Nicki Minaj and Lil Kim Rivalry Explained From a Literary Perspective

Filed in Gather Celeb News Channel by on April 4, 2011 0 Comments

A short audio track spread across the Web like a forest fire a couple of days ago, as Nicki Minaj reignited her feud with rival rap diva, Lil Kim. The dis track, entitled “Tragedy,” is allegedly an incomplete cut from Lil Wayne’s upcoming album, Tha Carter IV.

With both Nicki Minaj and Lil Kim having backgrounds in acting, it seems appropriate to describe the conflict in basic dramatic terms.  Both Nicki and Lil Kim suffer from what is known as hubris, or excessive pride, which is a common theme in Greek drama.  Hubris, a necessary element in the hip hopping world, has lent its hand in various rap feuds such as the beef between Tupac and the Notorious B.I.G., 50 Cent and Kanye West, Weird Al Yankovic and Coolio.

In “Tragedy,” Nicki Minaj satirizes Lil Kim’s boast of selling 113K copies of her “Black Friday” mixtape on PayPal.  Nicki refers to the rapper as “tragic,” short for “tragic hero,” which describes a privileged character who is led to catastrophe by her own tragic flaw.  Although Nicki has the upper hand, her rhymes are watered down in this latest sample, hardly leaving a dent in her supposedly washed up antagonist.  This parallel offers the audience a form of dramatic irony.  Nicki’s words hardly hold a flickering candle to Lil Kim’s harsh albeit immature and bitter parody of “Pink Friday.”
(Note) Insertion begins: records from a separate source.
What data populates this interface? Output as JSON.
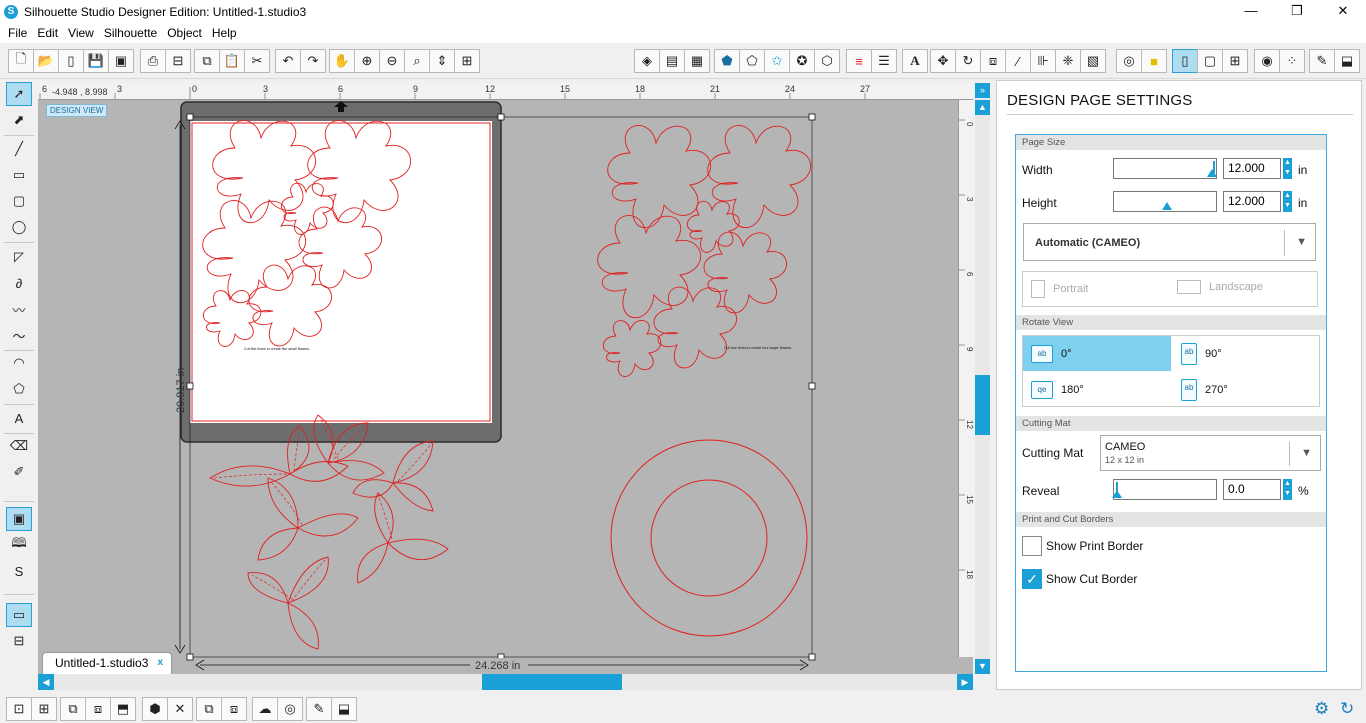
{
  "window": {
    "title": "Silhouette Studio Designer Edition: Untitled-1.studio3",
    "logo": "S",
    "minimize": "—",
    "maximize": "❐",
    "close": "✕"
  },
  "menu": [
    "File",
    "Edit",
    "View",
    "Silhouette",
    "Object",
    "Help"
  ],
  "ruler": {
    "coordinate": "-4.948 , 8.998",
    "top_ticks": [
      "6",
      "3",
      "0",
      "3",
      "6",
      "9",
      "12",
      "15",
      "18",
      "21",
      "24",
      "27"
    ],
    "right_ticks": [
      "0",
      "3",
      "6",
      "9",
      "12",
      "15",
      "18"
    ]
  },
  "canvas": {
    "design_view_label": "DESIGN VIEW",
    "height_dimension": "20.917 in",
    "width_dimension": "24.268 in",
    "note_left": "Cut five times to create five small flowers.",
    "note_right": "Cut four times to create four larger flowers."
  },
  "document_tab": {
    "label": "Untitled-1.studio3",
    "close": "x"
  },
  "panel": {
    "collapse_glyph": "»",
    "title": "DESIGN PAGE SETTINGS",
    "page_size": {
      "header": "Page Size",
      "width_label": "Width",
      "width_value": "12.000",
      "width_unit": "in",
      "height_label": "Height",
      "height_value": "12.000",
      "height_unit": "in",
      "media": "Automatic (CAMEO)",
      "portrait": "Portrait",
      "landscape": "Landscape"
    },
    "rotate_view": {
      "header": "Rotate View",
      "options": [
        "0°",
        "90°",
        "180°",
        "270°"
      ],
      "selected": "0°"
    },
    "cutting_mat": {
      "header": "Cutting Mat",
      "label": "Cutting Mat",
      "value": "CAMEO",
      "sub": "12 x 12 in",
      "reveal_label": "Reveal",
      "reveal_value": "0.0",
      "reveal_unit": "%"
    },
    "borders": {
      "header": "Print and Cut Borders",
      "show_print_border": "Show Print Border",
      "show_print_border_checked": false,
      "show_cut_border": "Show Cut Border",
      "show_cut_border_checked": true
    }
  },
  "icons": {
    "toolbar_file": [
      "new-document-icon",
      "open-icon",
      "template-icon",
      "save-icon",
      "save-library-icon",
      "print-icon",
      "send-to-silhouette-icon",
      "copy-icon",
      "paste-icon",
      "cut-icon",
      "undo-icon",
      "redo-icon",
      "pan-icon",
      "zoom-in-icon",
      "zoom-out-icon",
      "zoom-select-icon",
      "drag-zoom-icon",
      "fit-to-page-icon"
    ],
    "toolbar_panels": [
      "fill-color-icon",
      "gradient-icon",
      "fill-pattern-icon",
      "line-color-icon",
      "line-style-icon",
      "sketch-icon",
      "rhinestone-icon",
      "shape-icon",
      "align-icon",
      "line-width-icon",
      "text-style-icon",
      "transform-icon",
      "replicate-icon",
      "modify-icon",
      "offset-icon",
      "trace-icon",
      "nesting-icon",
      "library-icon",
      "design-store-icon",
      "page-setup-icon",
      "cut-settings-icon",
      "grid-icon",
      "registration-icon",
      "print-cut-icon",
      "send-icon",
      "media-icon"
    ],
    "colors": {
      "accent": "#1a9fd6",
      "cut_line": "#e02020",
      "canvas": "#b5b5b5"
    }
  }
}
Something else to pay attention to is the allusion “Black Friday,” makes to a catastrophe. Black Friday often refers to the Friday after Thanksgiving, the most violent day of shopping for Americans.  Lil Kim simultaneously accuses Nicki of being a product of the commercial market, and an omen for impending catastrophe.  In Greek tragedy, catastrophe represents the approaching denouement of a play, wherein the intricacies of the play are unraveled and resolved.  Unfortunately for Lil Kim, the prophesied catastrophe has not been at work in her favor.  Nicki has continued to monopolize the market for female rap vocals, and Lil Kim is hardly anywhere to be found.

“Tragedy,” the snippet which has put an end to an apparent lull in the feud, has blown up and spurred a great deal of controversy among fans of both Nicki Minaj and Lil Kim.  An article at MTV documented the eloquently articulated fan banter.  Nicki’s supporters have been saying, “Niki runs s—t over kim! Sorry Kim youre done! You should have quit when my dude 2pac DISMANTLED YO ASS!” On the side of the underdog, fans argue that, “Niki is extremmely wack. Kim is going to wup the the silicones out that tramp.”

Nicki once said, “If you don’t have something nice to say, don’t say anything at all. You don’t have to feel the need to put somebody down to make yourself feel better.”  Prior to “Tragedy,” Nicki was applauded for her mature grip on the situation, but the premature leaking of this track makes it unclear just how firm that grip was. Listen to a sample of “Tragedy,” at BlackBook and decide for yourself which character’s hamartia will lead to her tragic downfall.